Einwegdose hat gesagt.:
			
		

> "Verrückt" in sofern dass es nicht sehr professionell gelöst aussieht und zudem noch unsicher ist.
> Ich denke eine for-schleife ist wohl das Beste



Das wollte ich schon immer mal wissen - woran erkennt man denn "professionelle" Lösungen? Und zur Unsicherheit: unsicher ist das nur dann, wenn man vorab nicht weiss, wieviel Leerzeichen einzufügen sind.

Die substring-Lösung dürfte bzgl. Performance die Nase vorn haben; nur deshalb würde ich sie einsetzen, wo die Randbedingungen (s.o.) es zulassen


----------



## Beni (30. Jun 2006)

Professionelle Lösungen erkennt man meist daran, dass sie sehr generisch sind (z.B. keine Voraussagen über die Anzahl Zeichen machen).
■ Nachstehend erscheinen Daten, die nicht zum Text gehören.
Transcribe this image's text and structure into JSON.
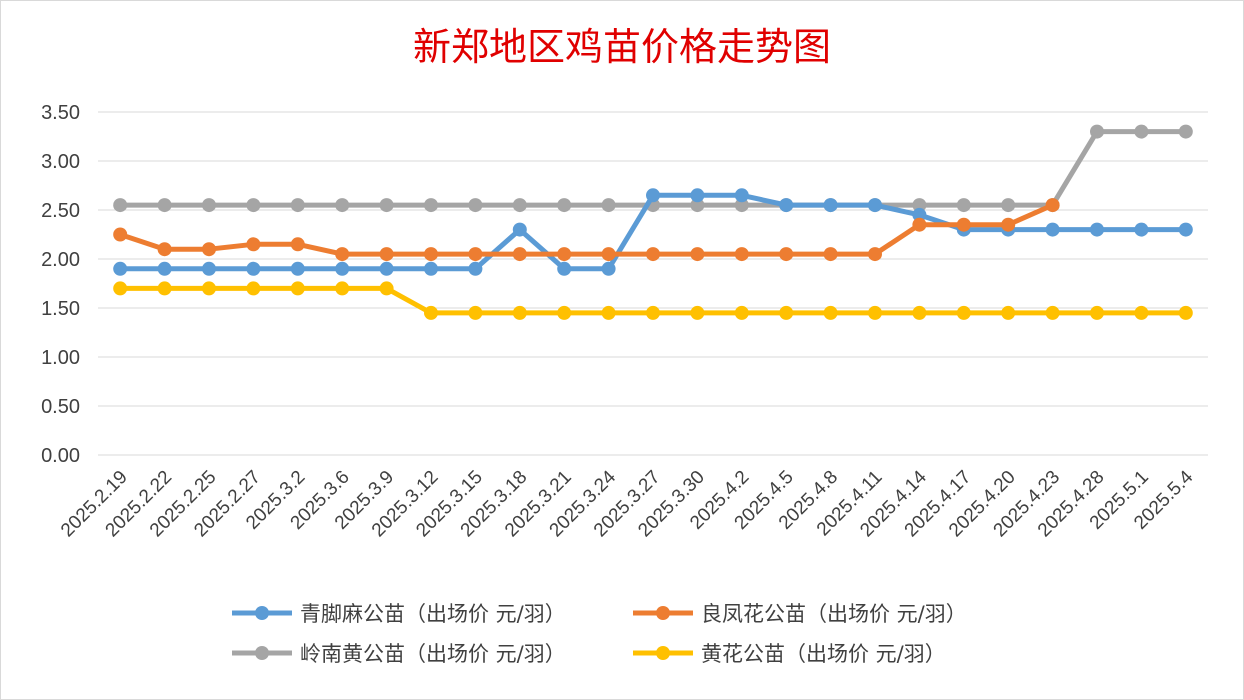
{
  "chart_data": {
    "type": "line",
    "title": "新郑地区鸡苗价格走势图",
    "xlabel": "",
    "ylabel": "",
    "ylim": [
      0,
      3.5
    ],
    "yticks": [
      "0.00",
      "0.50",
      "1.00",
      "1.50",
      "2.00",
      "2.50",
      "3.00",
      "3.50"
    ],
    "grid": "horizontal",
    "legend_position": "bottom",
    "categories": [
      "2025.2.19",
      "2025.2.22",
      "2025.2.25",
      "2025.2.27",
      "2025.3.2",
      "2025.3.6",
      "2025.3.9",
      "2025.3.12",
      "2025.3.15",
      "2025.3.18",
      "2025.3.21",
      "2025.3.24",
      "2025.3.27",
      "2025.3.30",
      "2025.4.2",
      "2025.4.5",
      "2025.4.8",
      "2025.4.11",
      "2025.4.14",
      "2025.4.17",
      "2025.4.20",
      "2025.4.23",
      "2025.4.28",
      "2025.5.1",
      "2025.5.4"
    ],
    "series": [
      {
        "name": "青脚麻公苗（出场价 元/羽）",
        "color": "#5b9bd5",
        "values": [
          1.9,
          1.9,
          1.9,
          1.9,
          1.9,
          1.9,
          1.9,
          1.9,
          1.9,
          2.3,
          1.9,
          1.9,
          2.65,
          2.65,
          2.65,
          2.55,
          2.55,
          2.55,
          2.45,
          2.3,
          2.3,
          2.3,
          2.3,
          2.3,
          2.3
        ]
      },
      {
        "name": "良凤花公苗（出场价 元/羽）",
        "color": "#ed7d31",
        "values": [
          2.25,
          2.1,
          2.1,
          2.15,
          2.15,
          2.05,
          2.05,
          2.05,
          2.05,
          2.05,
          2.05,
          2.05,
          2.05,
          2.05,
          2.05,
          2.05,
          2.05,
          2.05,
          2.35,
          2.35,
          2.35,
          2.55,
          null,
          null,
          null
        ]
      },
      {
        "name": "岭南黄公苗（出场价 元/羽）",
        "color": "#a5a5a5",
        "values": [
          2.55,
          2.55,
          2.55,
          2.55,
          2.55,
          2.55,
          2.55,
          2.55,
          2.55,
          2.55,
          2.55,
          2.55,
          2.55,
          2.55,
          2.55,
          2.55,
          2.55,
          2.55,
          2.55,
          2.55,
          2.55,
          2.55,
          3.3,
          3.3,
          3.3
        ]
      },
      {
        "name": "黄花公苗（出场价 元/羽）",
        "color": "#ffc000",
        "values": [
          1.7,
          1.7,
          1.7,
          1.7,
          1.7,
          1.7,
          1.7,
          1.45,
          1.45,
          1.45,
          1.45,
          1.45,
          1.45,
          1.45,
          1.45,
          1.45,
          1.45,
          1.45,
          1.45,
          1.45,
          1.45,
          1.45,
          1.45,
          1.45,
          1.45
        ]
      }
    ]
  },
  "colors": {
    "title": "#e00000",
    "grid": "#d9d9d9",
    "tick_text": "#404040"
  }
}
Aber... professionelle Lösungen sind nicht unbedingt schnelle Lösungen. Deine Variante dürfte im Bezug auf die Performance wirklich etwas vom besten sein.
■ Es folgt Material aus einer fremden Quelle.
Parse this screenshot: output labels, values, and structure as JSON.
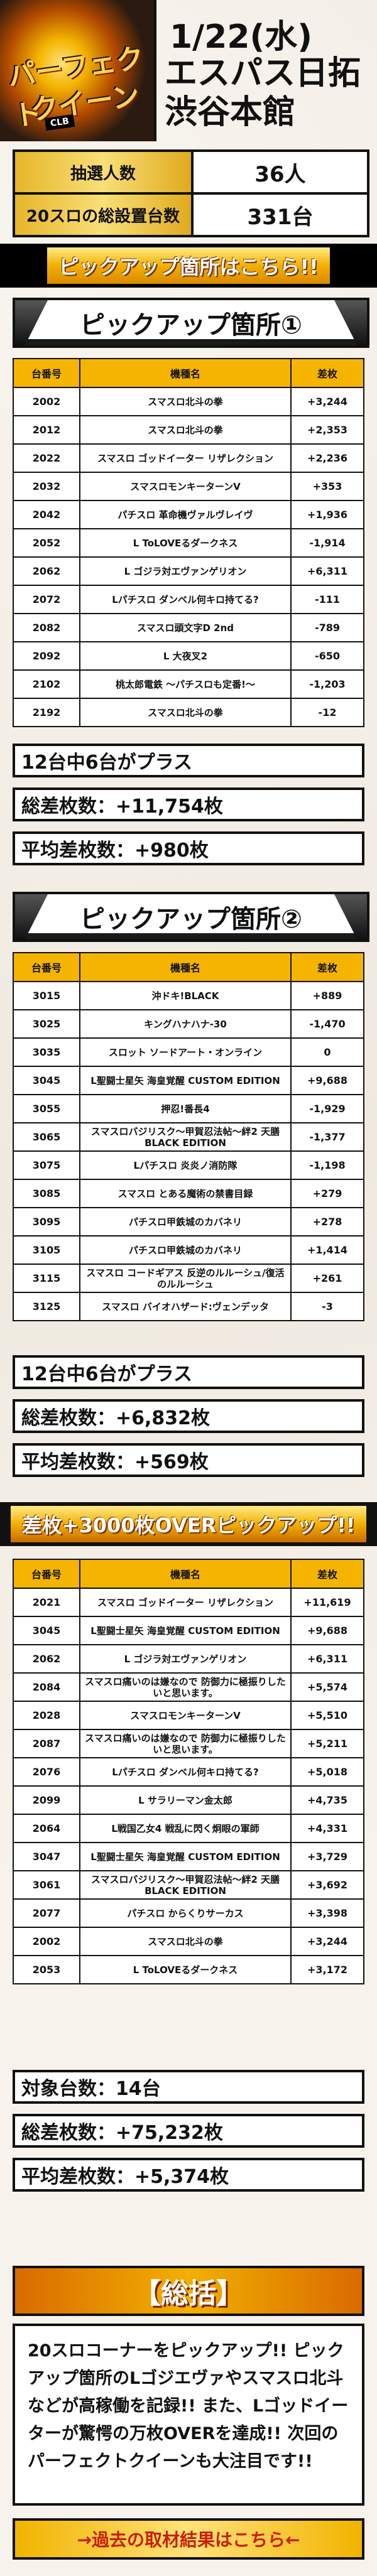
{
  "header": {
    "logo_line1": "パーフェクト",
    "logo_line2": "クイーン",
    "logo_badge": "CLB",
    "date": "1/22(水)",
    "store": "エスパス日拓渋谷本館"
  },
  "stats": [
    {
      "label": "抽選人数",
      "value": "36人"
    },
    {
      "label": "20スロの総設置台数",
      "value": "331台"
    }
  ],
  "banner1": "ピックアップ箇所はこちら!!",
  "section1": {
    "title": "ピックアップ箇所①",
    "headers": [
      "台番号",
      "機種名",
      "差枚"
    ],
    "rows": [
      [
        "2002",
        "スマスロ北斗の拳",
        "+3,244"
      ],
      [
        "2012",
        "スマスロ北斗の拳",
        "+2,353"
      ],
      [
        "2022",
        "スマスロ ゴッドイーター リザレクション",
        "+2,236"
      ],
      [
        "2032",
        "スマスロモンキーターンV",
        "+353"
      ],
      [
        "2042",
        "パチスロ 革命機ヴァルヴレイヴ",
        "+1,936"
      ],
      [
        "2052",
        "L ToLOVEるダークネス",
        "-1,914"
      ],
      [
        "2062",
        "L ゴジラ対エヴァンゲリオン",
        "+6,311"
      ],
      [
        "2072",
        "Lパチスロ ダンベル何キロ持てる?",
        "-111"
      ],
      [
        "2082",
        "スマスロ頭文字D 2nd",
        "-789"
      ],
      [
        "2092",
        "L 大夜叉2",
        "-650"
      ],
      [
        "2102",
        "桃太郎電鉄 〜パチスロも定番!〜",
        "-1,203"
      ],
      [
        "2192",
        "スマスロ北斗の拳",
        "-12"
      ]
    ],
    "summary": [
      "12台中6台がプラス",
      "総差枚数：+11,754枚",
      "平均差枚数：+980枚"
    ]
  },
  "section2": {
    "title": "ピックアップ箇所②",
    "headers": [
      "台番号",
      "機種名",
      "差枚"
    ],
    "rows": [
      [
        "3015",
        "沖ドキ!BLACK",
        "+889"
      ],
      [
        "3025",
        "キングハナハナ-30",
        "-1,470"
      ],
      [
        "3035",
        "スロット ソードアート・オンライン",
        "0"
      ],
      [
        "3045",
        "L聖闘士星矢 海皇覚醒 CUSTOM EDITION",
        "+9,688"
      ],
      [
        "3055",
        "押忍!番長4",
        "-1,929"
      ],
      [
        "3065",
        "スマスロバジリスク〜甲賀忍法帖〜絆2 天膳 BLACK EDITION",
        "-1,377"
      ],
      [
        "3075",
        "Lパチスロ 炎炎ノ消防隊",
        "-1,198"
      ],
      [
        "3085",
        "スマスロ とある魔術の禁書目録",
        "+279"
      ],
      [
        "3095",
        "パチスロ甲鉄城のカバネリ",
        "+278"
      ],
      [
        "3105",
        "パチスロ甲鉄城のカバネリ",
        "+1,414"
      ],
      [
        "3115",
        "スマスロ コードギアス 反逆のルルーシュ/復活のルルーシュ",
        "+261"
      ],
      [
        "3125",
        "スマスロ バイオハザード:ヴェンデッタ",
        "-3"
      ]
    ],
    "summary": [
      "12台中6台がプラス",
      "総差枚数：+6,832枚",
      "平均差枚数：+569枚"
    ]
  },
  "banner2": "差枚+3000枚OVERピックアップ!!",
  "section3": {
    "headers": [
      "台番号",
      "機種名",
      "差枚"
    ],
    "rows": [
      [
        "2021",
        "スマスロ ゴッドイーター リザレクション",
        "+11,619"
      ],
      [
        "3045",
        "L聖闘士星矢 海皇覚醒 CUSTOM EDITION",
        "+9,688"
      ],
      [
        "2062",
        "L ゴジラ対エヴァンゲリオン",
        "+6,311"
      ],
      [
        "2084",
        "スマスロ痛いのは嫌なので 防御力に極振りしたいと思います。",
        "+5,574"
      ],
      [
        "2028",
        "スマスロモンキーターンV",
        "+5,510"
      ],
      [
        "2087",
        "スマスロ痛いのは嫌なので 防御力に極振りしたいと思います。",
        "+5,211"
      ],
      [
        "2076",
        "Lパチスロ ダンベル何キロ持てる?",
        "+5,018"
      ],
      [
        "2099",
        "L サラリーマン金太郎",
        "+4,735"
      ],
      [
        "2064",
        "L戦国乙女4 戦乱に閃く炯眼の軍師",
        "+4,331"
      ],
      [
        "3047",
        "L聖闘士星矢 海皇覚醒 CUSTOM EDITION",
        "+3,729"
      ],
      [
        "3061",
        "スマスロバジリスク〜甲賀忍法帖〜絆2 天膳 BLACK EDITION",
        "+3,692"
      ],
      [
        "2077",
        "パチスロ からくりサーカス",
        "+3,398"
      ],
      [
        "2002",
        "スマスロ北斗の拳",
        "+3,244"
      ],
      [
        "2053",
        "L ToLOVEるダークネス",
        "+3,172"
      ]
    ],
    "summary": [
      "対象台数：14台",
      "総差枚数：+75,232枚",
      "平均差枚数：+5,374枚"
    ]
  },
  "summary_title": "【総括】",
  "summary_text": "20スロコーナーをピックアップ!! ピックアップ箇所のLゴジエヴァやスマスロ北斗などが高稼働を記録!! また、Lゴッドイーターが驚愕の万枚OVERを達成!! 次回のパーフェクトクイーンも大注目です!!",
  "footer_link": "→過去の取材結果はこちら←"
}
Um deine Idee generischer zu machen: ich würde nicht direkt einen String "  [...]  " schreiben, sondern einen StringBuilder benutzen, der lauter Leerzeichen enthält. Falls der Builder zu klein ist, könnte man ihm weitere Leerzeichen hinzufügen. Mit "subSequence" hat man etwas ähnliches wie "subString". Der Builder ist dann ein Cache den man natürlich irgendwo speichern muss :wink:


----------



## Murray (30. Jun 2006)

Beni hat gesagt.:
			
		

> Professionelle Lösungen erkennt man meist daran, dass sie sehr generisch sind (z.B. keine Voraussagen über die Anzahl Zeichen machen).


Würde ich so nicht unterschreiben. "Professionell" heisst für mich in erster Linie "im Rahmen einer bezahlten / beruflichen Tätigkeit". Über die Qualität sagt das erstmal nicht aus - ausser der Tatsache, das irgendjemand bereit ist, dafür Geld zu bezahlen



			
				Beni hat gesagt.:
			
		

> Um deine Idee generischer zu machen: ich würde nicht direkt einen String "  [...]  " schreiben, sondern einen StringBuilder benutzen, der lauter Leerzeichen enthält. Falls der Builder zu klein ist, könnte man ihm weitere Leerzeichen hinzufügen. Mit "subSequence" hat man etwas ähnliches wie "subString". Der Builder ist dann ein Cache den man natürlich irgendwo speichern muss :wink:


Gute Idee. Wenn ich aber die maximale Länge von Leerzeichen wirklich kenne, dann würde ich doch bei der einfachen Lösung mit der Konstanten bleiben wollen, da das vom Compiler (oder spätestens vom JIT bzw. von der Hotspot-VM) vermutlich besser optimiert werden kann.


----------



## Beni (30. Jun 2006)

Ich würde nicht sagen, "beruflich -> professionell". Es gibt mehr als genug Software, die das Gegenteil beweist... Ich würde sagen, "professionell = gut".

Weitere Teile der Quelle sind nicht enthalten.